Tokyo-based Lotte Holdings is currently the largest shareholder of Hotel Lotte with 19.07% stake, according to the company’s Securities Registration Statement (SRS) filing. The Japanese parent also holds indirect stakes through L4 Investment and L9 Investment, which owns 15.63% and 10.41% in Hotel Lotte respectively.
Family Feud
One potential downside of the Hotel Lotte IPO is the ongoing power struggle between group founder Shin Kyuk-ho and his two sons.
The sibling rivalry for control of the group heightened in January when the elder son Shin Dong-joo was stripped of key positions he held in several group affiliates -- a move market observers reckon was orchestrated by his brother, Shin Dong-bin.
Shin Dong-bin, the founder's younger son, also removed his father from the post of general chairman of Lotte Holdings.
In a surprise comeback in July, the elder son arrived at a group board meeting with his father, who called for shareholder support to dismiss six senior executives including Dong-bin.
The proposal was rejected by shareholders in an extraordinary meeting held in March this year, allowing the younger brother Dong-bin to further solidify his control over the business empire established by his father 68 years ago.
Such a power struggle means Hotel Lotte investors will face significant risks in terms of the ultimate control of the company.
Business
Still, from an investment perspective Hotel Lotte offers a variety of retail and hospitality businesses ranging from hotels, duty-free shops, amusement parks, golf courses and resorts.
Hotte Lotte owns Korea’s biggest and the world’s third largest duty free retail network. The business contributed 84% of the company’s revenue of W5.1 trillion last year, while it was also one of the two profitable businesses last year among the five key business lines.

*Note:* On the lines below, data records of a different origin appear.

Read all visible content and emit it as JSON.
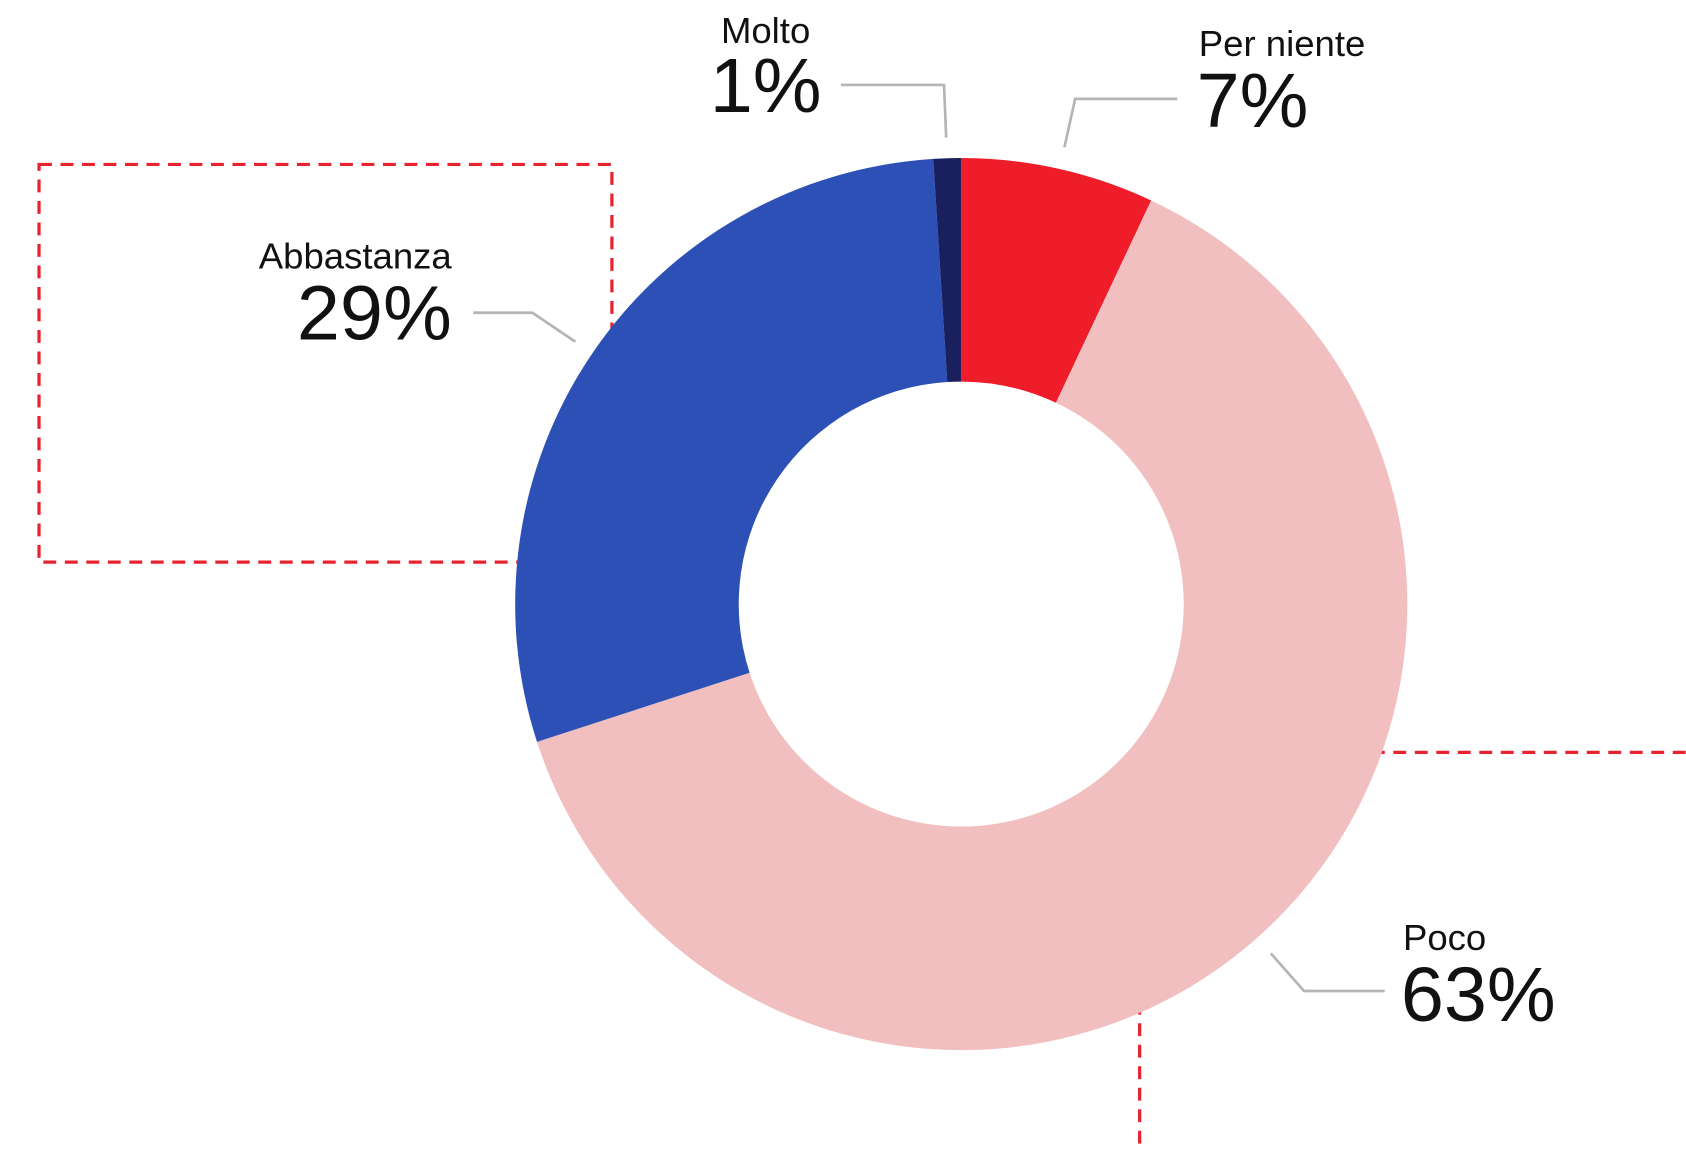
{
  "chart_data": {
    "type": "donut",
    "categories": [
      "Per niente",
      "Poco",
      "Abbastanza",
      "Molto"
    ],
    "values": [
      7,
      63,
      29,
      1
    ],
    "value_labels": [
      "7%",
      "63%",
      "29%",
      "1%"
    ],
    "colors": [
      "#ef1c2a",
      "#f1bfbf",
      "#2c50b5",
      "#1a1f5e"
    ]
  }
}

In recent years the company was able to capitalise an increase in Korean outbound travellers as well as the number of foreign visitors to improve earnings. Net profit growth has accelerated for three consecutive years to 82% last year from 27% in 2014.
It has also clearly benefited from the increasing purchasing power of Chinese travellers. According to a SRS filing, Chinese customers accounted for 71% of total duty free sales last year, increasing from 63% in 2014. By comparison, sales to Korean customers fell from 27.4% to 21.3% last year.
The hotel business was the second biggest revenue contributor last year but the sector reported a net loss of W34 billlion last year, from a net profit of W24 billion in 2014. It owns 10 hotels domestically and seven abroad, according to the filing.
Hotel Lotte is also the operator of Lotte World, a 1.4 million-square feet amusement park in Seoul that features the world’s biggest indoor theme park.
IPO terms
Indicative terms for the Reg S/144A deal include the sale of 47.85 million shares at W97,000 to W120,000 per share. Lotte Holdings and its subsidiaries will sell 13.65 million existing shares or 29% of the total shares on offer.
On a post-money basis the deal equates to 35% of the company’s share capital.
Half of the deal will be made available to institutional investors, while 20% will be allocated to the domestic retail tranche, 20% for the employee share buyback programme and 10% for a high-risk, high-yield investment trust tranche.
Based on the tentative timetable, Hotel Lotte will conduct an international management roadshow from June 6 to June 16 with a target listing date of June 30.
Joint global coordinators of the IPO are Bank of America Merrill Lynch, Citi and Mirae Asset Daewoo Securities, while joint bookrunners are Goldman Sachs, Nomura, Korea Investment & Securities and Mirae Asset Securities.